Ces enfants vivent la violence dans leurs foyers ce qui impacte leur santé, notamment mentale. Aussi, lorsque nous repérons leurs difficultés, nous leur proposons une consultation d’évaluation assurée par un binôme psychologue/pédiatre. Elle aboutit parfois à un signalement auprès du Procureur de la République pour enfant en danger, et nous permet le plus souvent d’orienter ces enfants vers une prise en charge adaptée à leur traumatisme.

 Quels sont les obstacles que vous avez rencontrés avant de pouvoir ouvrir La Maison des femmes de St Denis ? 

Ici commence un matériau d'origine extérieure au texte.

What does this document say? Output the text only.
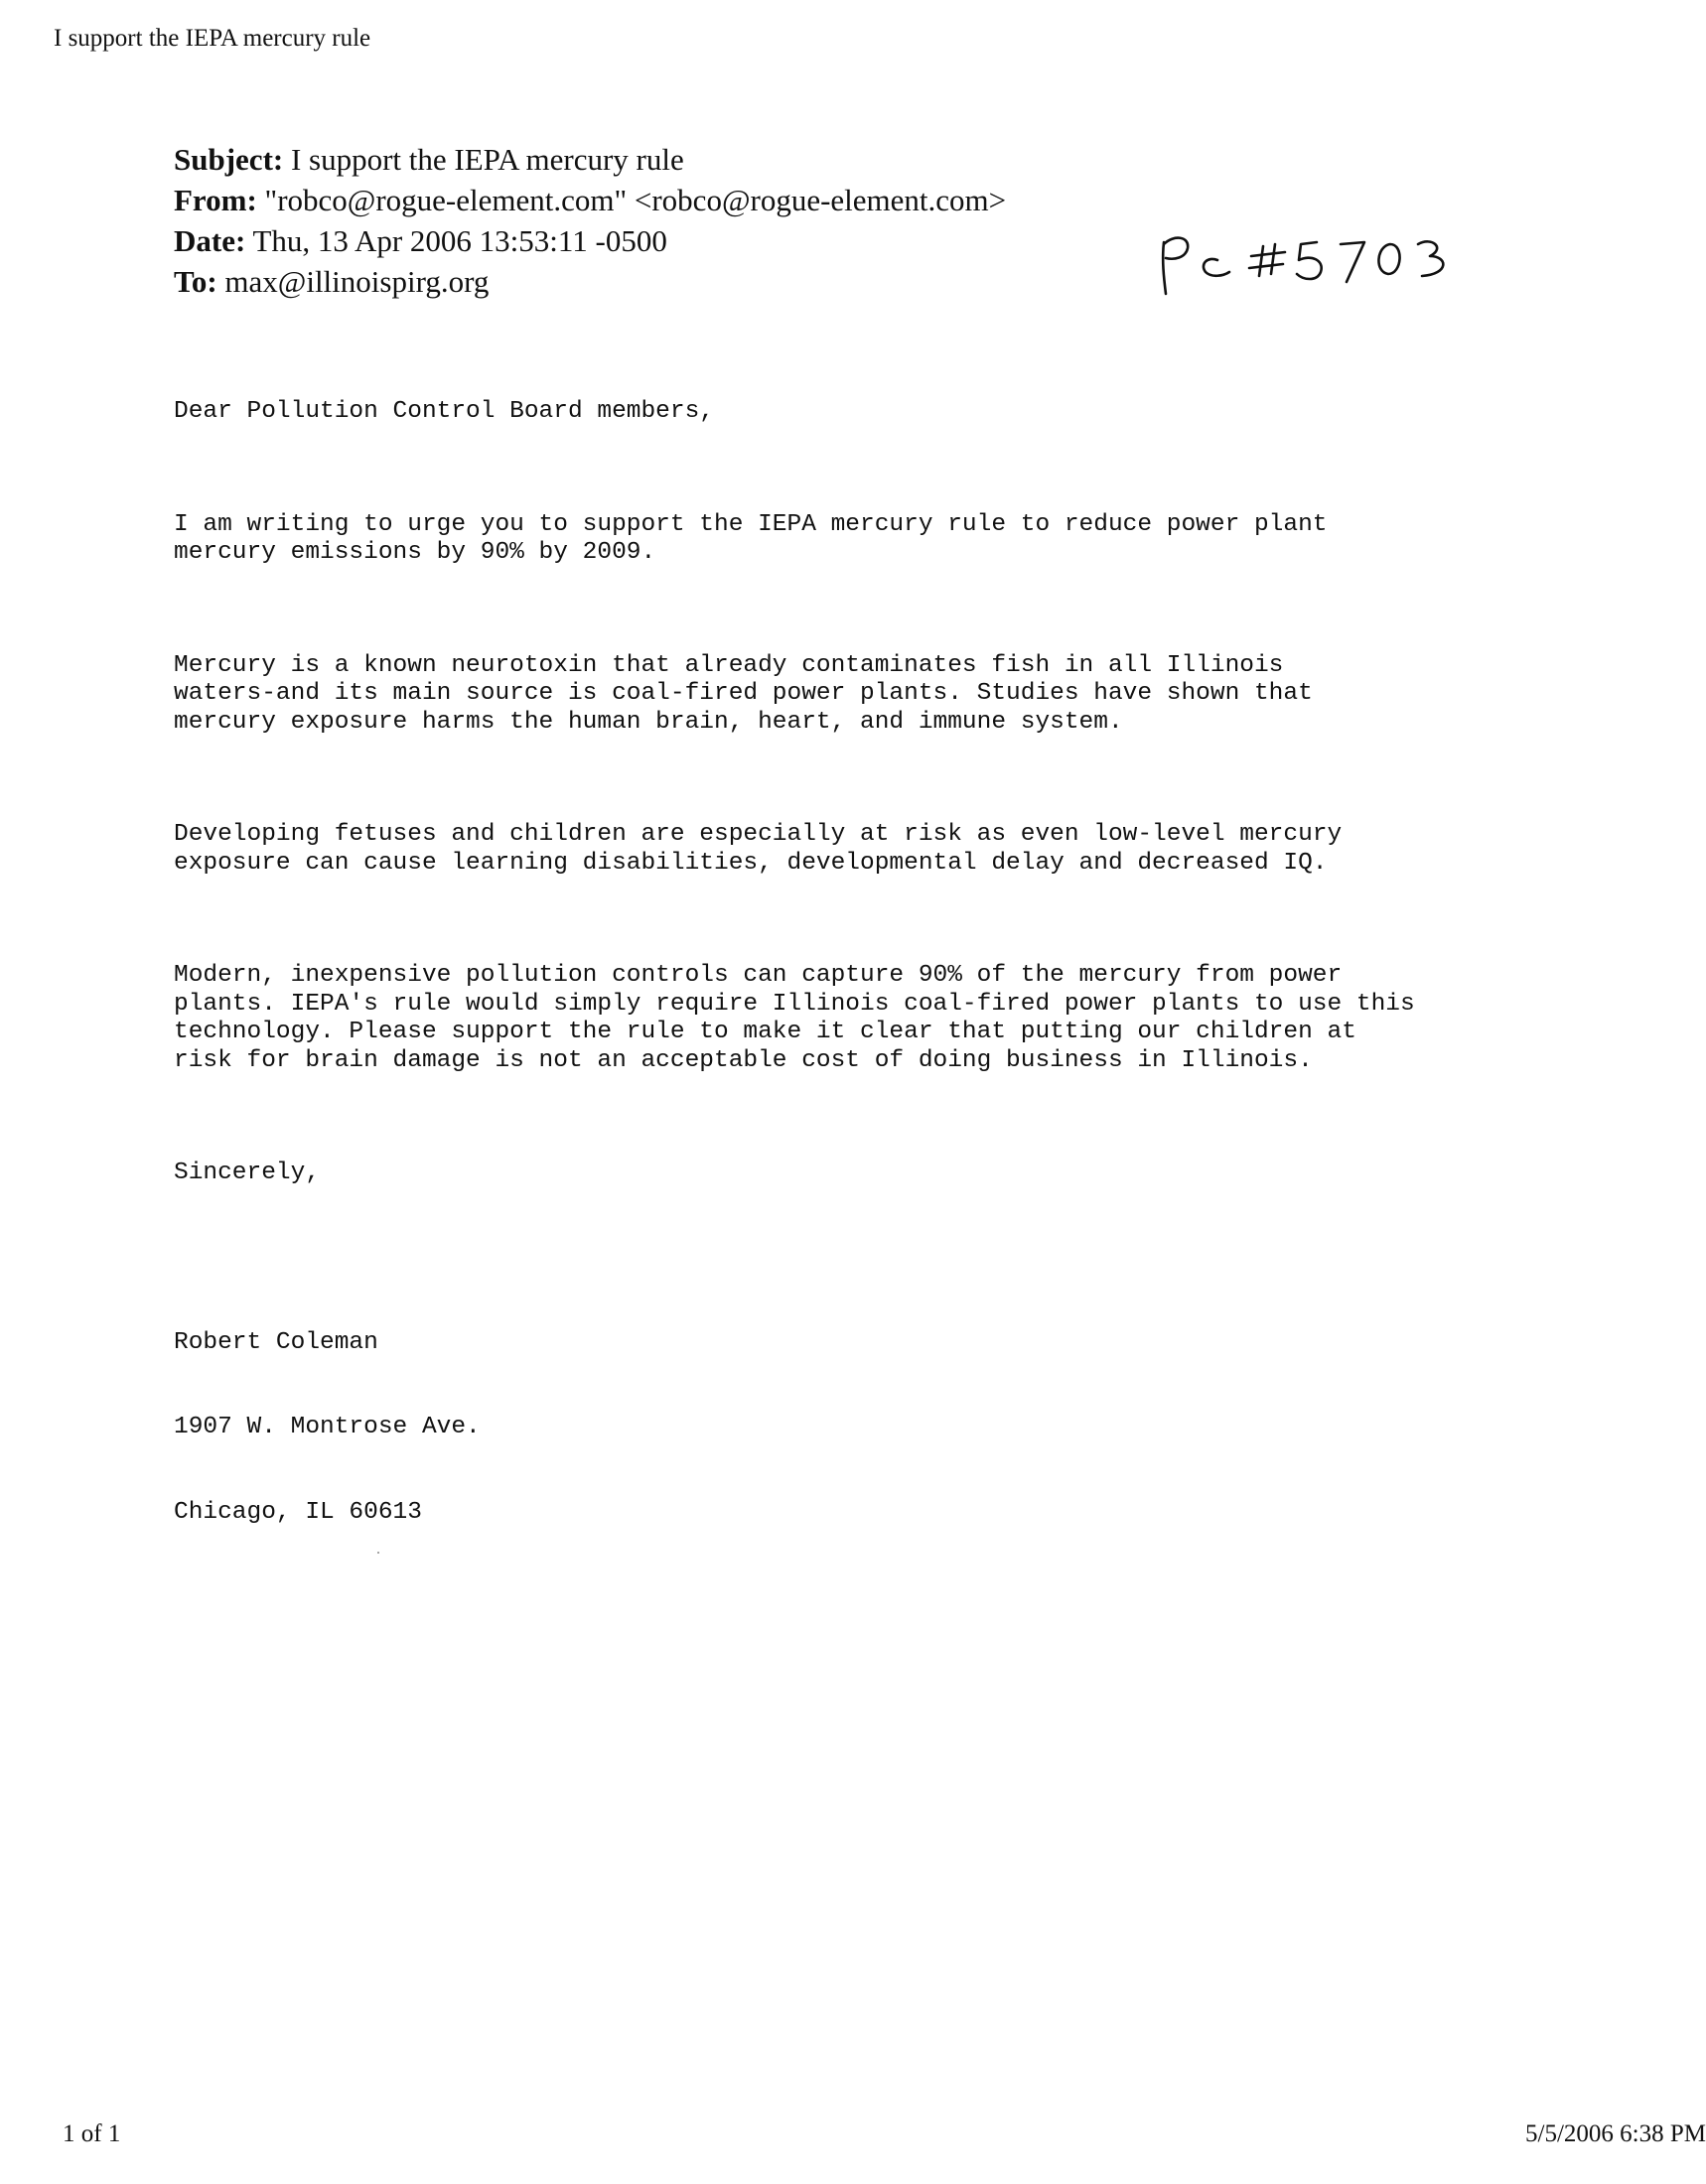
I support the IEPA mercury rule
Subject: I support the IEPA mercury rule
From: "robco@rogue-element.com" <robco@rogue-element.com>
Date: Thu, 13 Apr 2006 13:53:11 -0500
To: max@illinoispirg.org

Dear Pollution Control Board members,

I am writing to urge you to support the IEPA mercury rule to reduce power plant
mercury emissions by 90% by 2009.

Mercury is a known neurotoxin that already contaminates fish in all Illinois
waters-and its main source is coal-fired power plants. Studies have shown that
mercury exposure harms the human brain, heart, and immune system.

Developing fetuses and children are especially at risk as even low-level mercury
exposure can cause learning disabilities, developmental delay and decreased IQ.

Modern, inexpensive pollution controls can capture 90% of the mercury from power
plants. IEPA's rule would simply require Illinois coal-fired power plants to use this
technology. Please support the rule to make it clear that putting our children at
risk for brain damage is not an acceptable cost of doing business in Illinois.

Sincerely,

Robert Coleman

1907 W. Montrose Ave.

Chicago, IL 60613

1 of 1	5/5/2006 6:38 PM
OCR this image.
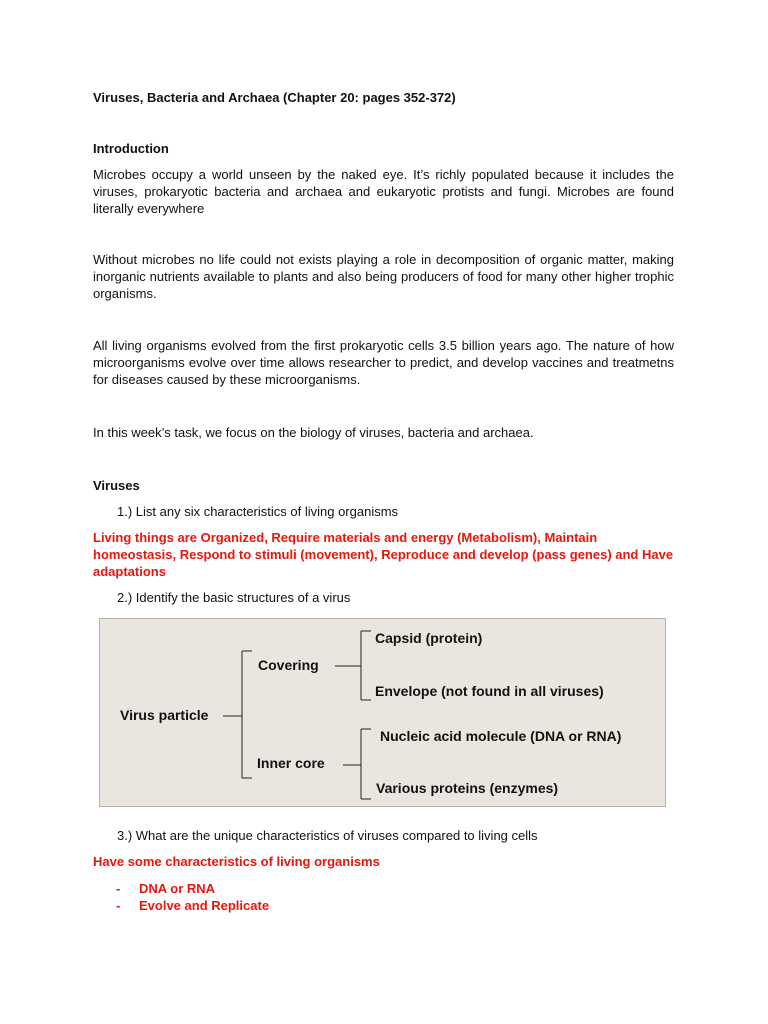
Viruses, Bacteria and Archaea (Chapter 20: pages 352-372)

Introduction

Microbes occupy a world unseen by the naked eye. It’s richly populated because it includes the viruses, prokaryotic bacteria and archaea and eukaryotic protists and fungi. Microbes are found literally everywhere

Without microbes no life could not exists playing a role in decomposition of organic matter, making inorganic nutrients available to plants and also being producers of food for many other higher trophic organisms.

All living organisms evolved from the first prokaryotic cells 3.5 billion years ago. The nature of how microorganisms evolve over time allows researcher to predict, and develop vaccines and treatmetns for diseases caused by these microorganisms.

In this week’s task, we focus on the biology of viruses, bacteria and archaea.

Viruses

1.) List any six characteristics of living organisms

Living things are Organized, Require materials and energy (Metabolism), Maintain homeostasis, Respond to stimuli (movement), Reproduce and develop (pass genes) and Have adaptations

2.) Identify the basic structures of a virus

Virus particle
Covering
Inner core
Capsid (protein)
Envelope (not found in all viruses)
Nucleic acid molecule (DNA or RNA)
Various proteins (enzymes)

3.) What are the unique characteristics of viruses compared to living cells

Have some characteristics of living organisms

- DNA or RNA
- Evolve and Replicate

Le principal obstacle a été le financement. Nous devions faire construire la maison, l’équiper et l’aménager. Nous avons eu beaucoup de mal à convaincre les autorités de l'utilité d'un projet pour lequel il n'y avait pas de référence. En 2016, La Maison des femmes était un projet très novateur. Heureusement plusieurs mécènes privés nous ont fait confiance. Mais il aura fallu plus de 3 ans pour lever les fonds nécessaires à la construction du premier bâtiment.

 Comment on fait au quotidien pour garder la motivation face à tant de violences faites aux femmes ? 

Accompagner au quotidien des formes si graves de violences n’est pas sans impact sur les professionnels qui travaillent à La Maison des femmes. Mais l’aide apportée aux patientes donne tout son sens à leur engagement, et le travail en équipe permet de s’appuyer sur des collègues autant que de besoin.

Afin de partager nos difficultés, des temps d’analyses de pratique sont organisés tous les mois. Deux séminaires annuels permettent également aux équipes de travailler à améliorer leurs pratiques tout en se ressourçant dans un environnement agréable.

Quels sont les futurs projets pour La Maison des femmes ? 

Prendre en charge les victimes d’infractions sexuelles 24h sur 24. Nous avons signé en décembre 2021, un protocole avec le ministère de la Justice et nous ouvrirons prochainement une unité dédiée à la prise en charge des victimes d’infractions sexuelles (viol, inceste, agression), avec un accueil H24-7j/7, la possibilité de faire des prélèvements à visée médicolégale, et de conserver les preuves en attente du dépôt de plainte.

Et continuer d’essaimer. 10 Maisons des femmes ont été créées en s’inspirant de notre modèle, et nous coordonnons aujourd’hui le collectif Re#Start, qui regroupe ces Maisons et celles en devenir. 

La Maison des femmes est un lieu ouvert et joyeux, qui accueille aussi des élèves afin de les sensibiliser sur le sujet de la violence. Comment la formation et la prévention sont à votre sens les meilleures armes contre les violences faites aux femmes ? C’est une priorité selon vous ? 

Oui c’est une priorité. Il faut informer, prévenir, déconstruire les idées reçues. Nous intervenons pour cela auprès des lycéens et des collégiens, et avons créé ou soutenu plusieurs outils pédagogiques, sur l’inceste ou l’éducation à la vie affective et sexuelle.

 Votre plus grand rêve pour La Maison des femmes ?

Que les femmes n’aient plus besoin d’elle !

 Que peut-on faire pour soutenir l’action de La Maison des femmes ?

On peut s’engager en relayant nos actions, en faisant connaître la structure, et bien sûr, en faisant des dons.

Le mot de la fin ?

Nous sommes très fiers d’avoir initié ce projet et de voir l’intérêt qu’il suscite, notamment au travers de sa duplication.